For the years ended 30 June 2008 and onwards, paragraph 128B(3)(jb) of the ITAA 1936 excludes interest and dividend income from withholding tax where that income:
i. is derived by a non-resident that is a superannuation fund for foreign residents; and
ii. consists of interest, consists of dividends or non-share dividends paid by a company that is a resident; and
iii. is exempt from income tax in the country in which the non-resident resides.
The term 'superannuation fund for foreign residents' is defined in section 118-520 of the Income Tax Assessment Act 1997 (ITAA 1997) as follows:
118-520(1) A fund is a superannuation fund for foreign residents at a time if:
(a) at that time, it is:
(i) an indefinitely continuing fund; and
(ii) a provident, benefit, superannuation or retirement fund; and
(b) it was established in a foreign country; and
(c) it was established, and is maintained at that time, only to provide benefits for individuals who are not Australian residents; and
(d) at that time, its central management and control is carried on outside Australia by entities none of whom is an Australian resident.

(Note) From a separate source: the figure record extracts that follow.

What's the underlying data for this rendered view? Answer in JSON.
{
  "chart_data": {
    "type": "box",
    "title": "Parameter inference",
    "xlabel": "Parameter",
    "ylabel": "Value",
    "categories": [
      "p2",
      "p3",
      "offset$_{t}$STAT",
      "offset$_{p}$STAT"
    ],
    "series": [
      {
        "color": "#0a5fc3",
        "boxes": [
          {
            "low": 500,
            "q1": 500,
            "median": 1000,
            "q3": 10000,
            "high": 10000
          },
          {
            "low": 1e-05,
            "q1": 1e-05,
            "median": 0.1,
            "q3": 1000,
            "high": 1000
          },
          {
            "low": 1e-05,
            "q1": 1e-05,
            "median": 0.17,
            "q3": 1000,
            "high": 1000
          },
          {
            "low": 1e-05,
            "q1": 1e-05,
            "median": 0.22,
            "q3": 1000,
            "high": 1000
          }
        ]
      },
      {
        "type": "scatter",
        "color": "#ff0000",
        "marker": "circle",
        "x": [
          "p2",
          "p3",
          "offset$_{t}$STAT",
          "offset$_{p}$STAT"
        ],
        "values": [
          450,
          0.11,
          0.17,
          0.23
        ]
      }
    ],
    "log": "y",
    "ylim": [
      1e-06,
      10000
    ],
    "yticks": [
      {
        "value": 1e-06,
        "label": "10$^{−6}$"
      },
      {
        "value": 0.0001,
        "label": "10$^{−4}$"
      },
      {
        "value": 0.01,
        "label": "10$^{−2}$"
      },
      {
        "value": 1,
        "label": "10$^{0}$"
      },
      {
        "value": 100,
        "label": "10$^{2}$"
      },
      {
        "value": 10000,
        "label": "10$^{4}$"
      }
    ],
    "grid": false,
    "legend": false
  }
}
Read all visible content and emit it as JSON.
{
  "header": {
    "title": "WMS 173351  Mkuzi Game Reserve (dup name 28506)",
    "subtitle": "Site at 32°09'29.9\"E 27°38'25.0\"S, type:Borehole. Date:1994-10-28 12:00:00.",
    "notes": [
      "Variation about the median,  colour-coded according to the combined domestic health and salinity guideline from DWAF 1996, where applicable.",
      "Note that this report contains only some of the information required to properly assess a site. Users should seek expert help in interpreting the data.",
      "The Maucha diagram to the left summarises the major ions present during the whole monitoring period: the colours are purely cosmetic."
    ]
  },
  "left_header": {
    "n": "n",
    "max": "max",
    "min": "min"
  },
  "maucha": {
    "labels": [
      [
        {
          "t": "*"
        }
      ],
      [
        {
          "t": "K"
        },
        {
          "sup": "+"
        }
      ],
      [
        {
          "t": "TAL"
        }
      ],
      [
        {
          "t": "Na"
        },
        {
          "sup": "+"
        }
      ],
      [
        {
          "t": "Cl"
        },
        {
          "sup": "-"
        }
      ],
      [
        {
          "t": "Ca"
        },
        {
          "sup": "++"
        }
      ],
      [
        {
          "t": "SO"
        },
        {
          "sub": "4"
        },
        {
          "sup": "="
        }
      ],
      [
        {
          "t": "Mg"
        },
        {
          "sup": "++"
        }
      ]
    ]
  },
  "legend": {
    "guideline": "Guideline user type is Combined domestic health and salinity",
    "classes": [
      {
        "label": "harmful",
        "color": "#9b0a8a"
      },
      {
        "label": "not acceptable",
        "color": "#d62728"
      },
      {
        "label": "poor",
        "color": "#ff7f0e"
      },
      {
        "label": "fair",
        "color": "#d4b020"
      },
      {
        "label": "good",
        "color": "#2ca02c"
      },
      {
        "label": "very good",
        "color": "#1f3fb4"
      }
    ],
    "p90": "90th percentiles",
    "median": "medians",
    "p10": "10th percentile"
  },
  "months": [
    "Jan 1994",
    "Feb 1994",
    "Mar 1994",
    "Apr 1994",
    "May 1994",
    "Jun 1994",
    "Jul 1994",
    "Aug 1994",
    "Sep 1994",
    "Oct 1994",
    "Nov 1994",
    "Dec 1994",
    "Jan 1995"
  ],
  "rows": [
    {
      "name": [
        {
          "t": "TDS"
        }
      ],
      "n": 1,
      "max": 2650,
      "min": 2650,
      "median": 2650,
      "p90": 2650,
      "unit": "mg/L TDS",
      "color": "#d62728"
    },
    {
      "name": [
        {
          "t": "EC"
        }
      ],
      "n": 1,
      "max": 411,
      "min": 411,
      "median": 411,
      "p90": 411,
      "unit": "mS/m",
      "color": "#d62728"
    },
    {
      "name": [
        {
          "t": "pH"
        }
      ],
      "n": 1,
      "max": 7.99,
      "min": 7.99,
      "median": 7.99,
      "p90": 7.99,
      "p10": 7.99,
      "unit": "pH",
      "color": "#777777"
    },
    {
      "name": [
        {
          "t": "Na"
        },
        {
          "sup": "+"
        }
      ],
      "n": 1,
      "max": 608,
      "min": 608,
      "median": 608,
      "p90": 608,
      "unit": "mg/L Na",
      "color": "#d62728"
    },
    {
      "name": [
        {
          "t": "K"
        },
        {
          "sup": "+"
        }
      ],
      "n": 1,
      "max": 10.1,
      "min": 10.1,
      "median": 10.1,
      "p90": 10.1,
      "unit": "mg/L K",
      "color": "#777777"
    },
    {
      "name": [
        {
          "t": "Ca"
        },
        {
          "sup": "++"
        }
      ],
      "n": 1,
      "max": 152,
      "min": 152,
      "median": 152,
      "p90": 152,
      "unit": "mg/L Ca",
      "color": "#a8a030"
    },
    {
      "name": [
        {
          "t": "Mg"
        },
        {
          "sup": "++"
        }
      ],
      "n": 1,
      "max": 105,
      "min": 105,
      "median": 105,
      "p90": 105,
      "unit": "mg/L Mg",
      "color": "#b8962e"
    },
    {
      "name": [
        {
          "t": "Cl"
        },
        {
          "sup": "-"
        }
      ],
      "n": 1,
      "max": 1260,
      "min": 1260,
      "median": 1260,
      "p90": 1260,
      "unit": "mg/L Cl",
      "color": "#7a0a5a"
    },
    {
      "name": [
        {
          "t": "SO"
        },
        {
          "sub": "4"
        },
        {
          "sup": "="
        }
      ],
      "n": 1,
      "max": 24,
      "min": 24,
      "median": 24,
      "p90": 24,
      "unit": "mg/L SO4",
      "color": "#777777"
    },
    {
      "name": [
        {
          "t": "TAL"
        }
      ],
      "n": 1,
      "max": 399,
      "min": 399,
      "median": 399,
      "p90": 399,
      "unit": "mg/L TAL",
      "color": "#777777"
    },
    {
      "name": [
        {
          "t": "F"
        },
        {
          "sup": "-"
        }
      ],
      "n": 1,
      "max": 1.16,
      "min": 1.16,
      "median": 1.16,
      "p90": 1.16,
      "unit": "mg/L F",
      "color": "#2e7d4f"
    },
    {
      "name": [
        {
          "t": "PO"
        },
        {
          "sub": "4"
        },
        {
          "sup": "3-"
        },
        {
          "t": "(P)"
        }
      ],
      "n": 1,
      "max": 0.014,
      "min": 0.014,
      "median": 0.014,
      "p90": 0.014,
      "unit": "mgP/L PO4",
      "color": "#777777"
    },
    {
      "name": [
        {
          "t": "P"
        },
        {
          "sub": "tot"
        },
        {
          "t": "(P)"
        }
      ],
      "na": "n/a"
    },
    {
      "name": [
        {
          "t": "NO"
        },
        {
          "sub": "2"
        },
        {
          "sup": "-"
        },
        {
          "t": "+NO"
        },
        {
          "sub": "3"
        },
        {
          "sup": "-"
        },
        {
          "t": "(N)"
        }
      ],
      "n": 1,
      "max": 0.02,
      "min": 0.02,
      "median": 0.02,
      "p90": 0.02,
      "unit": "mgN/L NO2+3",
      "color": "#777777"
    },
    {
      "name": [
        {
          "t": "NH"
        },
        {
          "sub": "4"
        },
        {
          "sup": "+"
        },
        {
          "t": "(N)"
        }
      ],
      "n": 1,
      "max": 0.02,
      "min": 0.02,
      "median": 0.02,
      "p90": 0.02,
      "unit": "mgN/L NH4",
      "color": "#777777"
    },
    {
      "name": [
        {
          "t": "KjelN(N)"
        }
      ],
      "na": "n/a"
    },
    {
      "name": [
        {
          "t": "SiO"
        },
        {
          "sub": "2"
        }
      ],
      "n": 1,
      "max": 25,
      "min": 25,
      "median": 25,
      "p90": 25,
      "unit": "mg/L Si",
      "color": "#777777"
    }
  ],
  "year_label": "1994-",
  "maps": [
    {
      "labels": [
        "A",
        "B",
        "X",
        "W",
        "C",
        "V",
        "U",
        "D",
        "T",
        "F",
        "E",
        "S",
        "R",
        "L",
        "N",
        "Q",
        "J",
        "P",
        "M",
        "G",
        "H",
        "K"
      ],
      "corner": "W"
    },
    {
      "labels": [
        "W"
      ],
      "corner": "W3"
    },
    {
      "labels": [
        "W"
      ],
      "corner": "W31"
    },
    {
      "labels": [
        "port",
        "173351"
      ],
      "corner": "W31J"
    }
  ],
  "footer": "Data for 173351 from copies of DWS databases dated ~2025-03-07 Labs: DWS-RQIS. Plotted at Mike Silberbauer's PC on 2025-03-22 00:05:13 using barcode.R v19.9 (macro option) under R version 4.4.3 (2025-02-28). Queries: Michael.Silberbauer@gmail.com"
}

118-520(2) However, a fund is not a superannuation fund for foreign residents if:
(a) an amount paid to the fund or set aside for the fund has been or can be deducted under this Act; or
(b) a tax offset has been allowed or is allowable for such an amount.
Perusal of the rules of the fund indicates that the fund does not satisfy the definition of a superannuation fund for foreign residents. As mentioned above, the fund provides medical benefits in addition to superannuation benefits. Accordingly, the fund fails to satisfy the definition of the term 'superannuation fund for foreign residents' and the interest and/or divided income of the fund is subject to withholding tax and is assessable income of the fund.